Current dogma posits that obesity-induced insulin resistance arises secondary to the inflammatory response caused by infiltration of adipose tissue with pro-inflammatory immune cells. This paradigm is strongly supported as interventions that reduce circulating inflammatory cytokines or prevent AT macrophage infiltration, not only reduce inflammatory cytokine production but also improve insulin action in rodent models of obesity., Separating induction of insulin resistance from initiation of adipose tissue inflammation is difficult as both manifest rapidly, occurring within as little as 3 days of beginning high-fat diet (HFD) feeding., However, a recent study by Lee et al. found that while 3 days of HFD caused both insulin resistance (tissue-specific and systemic) and macrophage infiltration in WT mice, deletion of macrophage/inflammatory component did not reverse IR associated with acute HFD. Rather, deletion of macrophage component could only improve insulin sensitivity in already obese mice, which indicates that IR can occur independent of macrophage infiltration, and suggests that inflammation plays a key role in the worsening of insulin resistance with chronic HFD and obesity.

While current research has focused on adipose tissue inflammation as a key regulator of insulin resistance in obesity, many studies have found that enhancing insulin signaling independent of known inflammatory pathways can restore or prevent insulin resistance in obesity. For example, adipocyte-specific GLUT4 over-expression normalizes glucose tolerance, expands fat mass, and improves whole body insulin resistance caused my muscle deletion of GLUT4. Similarly, expansion of adipose tissue mass through modest over-expression of adiponectin, mimicking PPARγ agonist treatments, completely rescued the diabetic phenotype in ob/ob mice. Enhancing PI3K activity through global genetic deletion of the pik3r1 subunits improves systemic insulin sensitivity, and prevents macrophage accumulation. Furthermore, these improvements in insulin action and reduced adipose tissue macrophage accumulation occur independent of pik3r1 knockdown in bone marrow-derived cells. Additional studies in adipocyte-specific knockout animals are essential in determining the relative contribution of adipocyte to the improved metabolic phenotype in these animals. Likewise, deletion of PTEN in adipocytes enhances insulin action despite hyperphagia. Lastly, increasing adipose tissue lipid storage through adipocyte-specific over-expression of mitoNEET resulted in systemic improvements in insulin sensitivity and the metabolic profile despite massive obesity. These studies and many others indicate that failure to adequately handle and store excess nutrients is a primary mechanism in the development of insulin resistance. These studies also indicate that there is coordination between adipocyte proliferation and vascular remodeling that may be directed by PI3K signaling. Further, improving lipid and glucose handling alone is sufficient to restore or prevent insulin resistance in obesity making a strong argument that defects in cellular metabolism and insulin signaling may initiate the signals necessary for macrophage chemotaxis. In obese adipose tissue, the inhibition of PI3K signaling in response to nutrient excess manifests as increased lipolysis, reduced vascular growth and proliferation, and increased chemokine signaling and expression of adhesion molecules like ICAM-1, VCAM, and E-selectin to upregulate the inflammatory response.

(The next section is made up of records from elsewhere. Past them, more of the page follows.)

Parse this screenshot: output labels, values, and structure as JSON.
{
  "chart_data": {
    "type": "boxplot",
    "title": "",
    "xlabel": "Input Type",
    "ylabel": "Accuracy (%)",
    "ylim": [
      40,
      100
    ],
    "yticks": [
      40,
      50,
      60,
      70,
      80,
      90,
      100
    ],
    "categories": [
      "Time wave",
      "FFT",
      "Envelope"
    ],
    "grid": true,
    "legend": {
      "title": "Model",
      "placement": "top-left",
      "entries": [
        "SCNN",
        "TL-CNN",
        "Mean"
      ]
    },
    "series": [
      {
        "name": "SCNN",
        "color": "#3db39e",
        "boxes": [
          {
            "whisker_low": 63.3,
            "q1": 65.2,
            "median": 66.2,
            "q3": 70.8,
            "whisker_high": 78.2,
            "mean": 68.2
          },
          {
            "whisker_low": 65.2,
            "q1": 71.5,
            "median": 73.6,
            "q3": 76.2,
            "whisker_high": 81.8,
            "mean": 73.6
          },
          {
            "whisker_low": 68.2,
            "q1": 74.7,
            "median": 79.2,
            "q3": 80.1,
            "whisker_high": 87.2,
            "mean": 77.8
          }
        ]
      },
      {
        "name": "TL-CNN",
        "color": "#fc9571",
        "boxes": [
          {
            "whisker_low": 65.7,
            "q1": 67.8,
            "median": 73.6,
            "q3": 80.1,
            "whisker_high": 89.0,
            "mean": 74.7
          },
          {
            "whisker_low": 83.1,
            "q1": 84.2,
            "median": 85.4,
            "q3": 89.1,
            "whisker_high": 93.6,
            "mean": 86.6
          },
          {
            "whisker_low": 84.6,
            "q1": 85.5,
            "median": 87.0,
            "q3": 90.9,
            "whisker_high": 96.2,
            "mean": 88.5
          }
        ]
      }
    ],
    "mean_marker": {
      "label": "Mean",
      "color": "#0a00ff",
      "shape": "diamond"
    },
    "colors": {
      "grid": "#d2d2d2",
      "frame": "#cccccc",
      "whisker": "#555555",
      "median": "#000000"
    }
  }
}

In this mini-review, we present a model in which PI3K is linked to cellular energy status through expression of the regulatory subunits, whose abundance can modulate enzyme activity to coordinate insulin resistance and inflammatory signaling in obese adipose tissue. Development of pharmaceuticals that could specifically target and suppress transcription of the PI3K regulatory subunits may be able to enhance PI3K activity, thus improving insulin sensitivity and an individual's metabolic profile despite obesity.